23 junio, 2012

Nela


Nela es santa, decía mi madre, no se cansaba de repetirlo. Yo nunca entendí el porqué de sus palabras. Cuando creía que nadie miraba, salía el demonio que tenía dentro.

Al pobre Pulgas le ataba las patas y le obligaba a arrastrar el trasero por los cantos de la entrada mientras soltaba aullidos lastimeros. Escaldaba a los gatos de la señora Juana y al párroco don Higinio, cuando venía de visita a merendar el chocolate con churros que mi madre preparaba con mucho cuidado todos los miércoles y que servía entre suspiros y miradas, le prendía los bajos de la raída sotana con un palito que sacaba de las brasas. Una vez tuvo la osadía de llenar la pila de agua bendita con florecillas que recogió en el camino hasta la iglesia. Nela tenía un don para hacerle jugarretas al cura. A él como a mi madre, las cosas de Nela no le molestaban.

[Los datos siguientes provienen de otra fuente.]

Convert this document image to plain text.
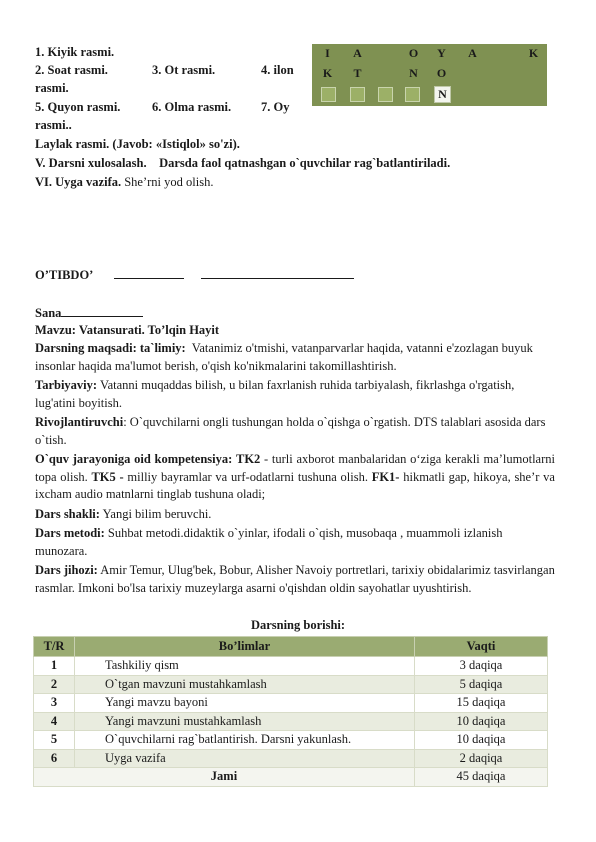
1. Kiyik rasmi.
2. Soat rasmi.	3. Ot rasmi.	4. ilon
rasmi.
5. Quyon rasmi.	6. Olma rasmi. 7. Oy
rasmi..
Laylak rasmi. (Javob: «Istiqlol» so'zi).
I	A	O	Y	A	K
K	T	N	O
N
V. Darsni xulosalash. Darsda faol qatnashgan o`quvchilar rag`batlantiriladi.
VI. Uyga vazifa. She’rni yod olish.
O’TIBDO’
Sana
Mavzu: Vatansurati. To’lqin Hayit
Darsning maqsadi: ta`limiy: Vatanimiz o'tmishi, vatanparvarlar haqida, vatanni e'zozlagan buyuk insonlar haqida ma'lumot berish, o'qish ko'nikmalarini takomillashtirish.
Tarbiyaviy: Vatanni muqaddas bilish, u bilan faxrlanish ruhida tarbiyalash, fikrlashga o'rgatish, lug'atini boyitish.
Rivojlantiruvchi: O`quvchilarni ongli tushungan holda o`qishga o`rgatish. DTS talablari asosida dars o`tish.
O`quv jarayoniga oid kompetensiya: TK2 - turli axborot manbalaridan o‘ziga kerakli ma’lumotlarni topa olish. TK5 - milliy bayramlar va urf-odatlarni tushuna olish. FK1- hikmatli gap, hikoya, she’r va ixcham audio matnlarni tinglab tushuna oladi;
Dars shakli: Yangi bilim beruvchi.
Dars metodi: Suhbat metodi.didaktik o`yinlar, ifodali o`qish, musobaqa , muammoli izlanish munozara.
Dars jihozi: Amir Temur, Ulug'bek, Bobur, Alisher Navoiy portretlari, tarixiy obidalarimiz tasvirlangan rasmlar. Imkoni bo'lsa tarixiy muzeylarga asarni o'qishdan oldin sayohatlar uyushtirish.
Darsning borishi:
T/R	Bo’limlar	Vaqti
1	Tashkiliy qism	3 daqiqa
2	O`tgan mavzuni mustahkamlash	5 daqiqa
3	Yangi mavzu bayoni	15 daqiqa
4	Yangi mavzuni mustahkamlash	10 daqiqa
5	O`quvchilarni rag`batlantirish. Darsni yakunlash.	10 daqiqa
6	Uyga vazifa	2 daqiqa
Jami		45 daqiqa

Nunca la reñían y cuando yo intentaba acusarla, mi madre se hacía la tonta, cantaba, o cambiaba de tema. Tomaba a Nela en sus brazos, le besaba y le atusaba las negras

trenzas. A mí la envidia me hacía pegarle pellizcos y patadas en las espinillas por debajo de la mesa.

Cuando mi madre hablaba con la señora Juana o con otras de sus comadres, yo me escondía detrás de la puerta de la cocina intentando descubrir el misterio de la santidad de mi hermana. Una de las veces escuché algo referente a su nacimiento, algo que no entendí, Mi hermana había sido un milagro, fue concebida por un santo... No pude escuchar nada más porque Pulgas abrió la puerta de un empujón y mi madre al verme se calló mientras se limpiaba las lágrimas con la manga, dijo a las vecinas algo de la ropa tendida y cambiaron de tema.

A sí, a retazos, la historia de la santidad de mi hermana iba tomando forma en mi cabeza.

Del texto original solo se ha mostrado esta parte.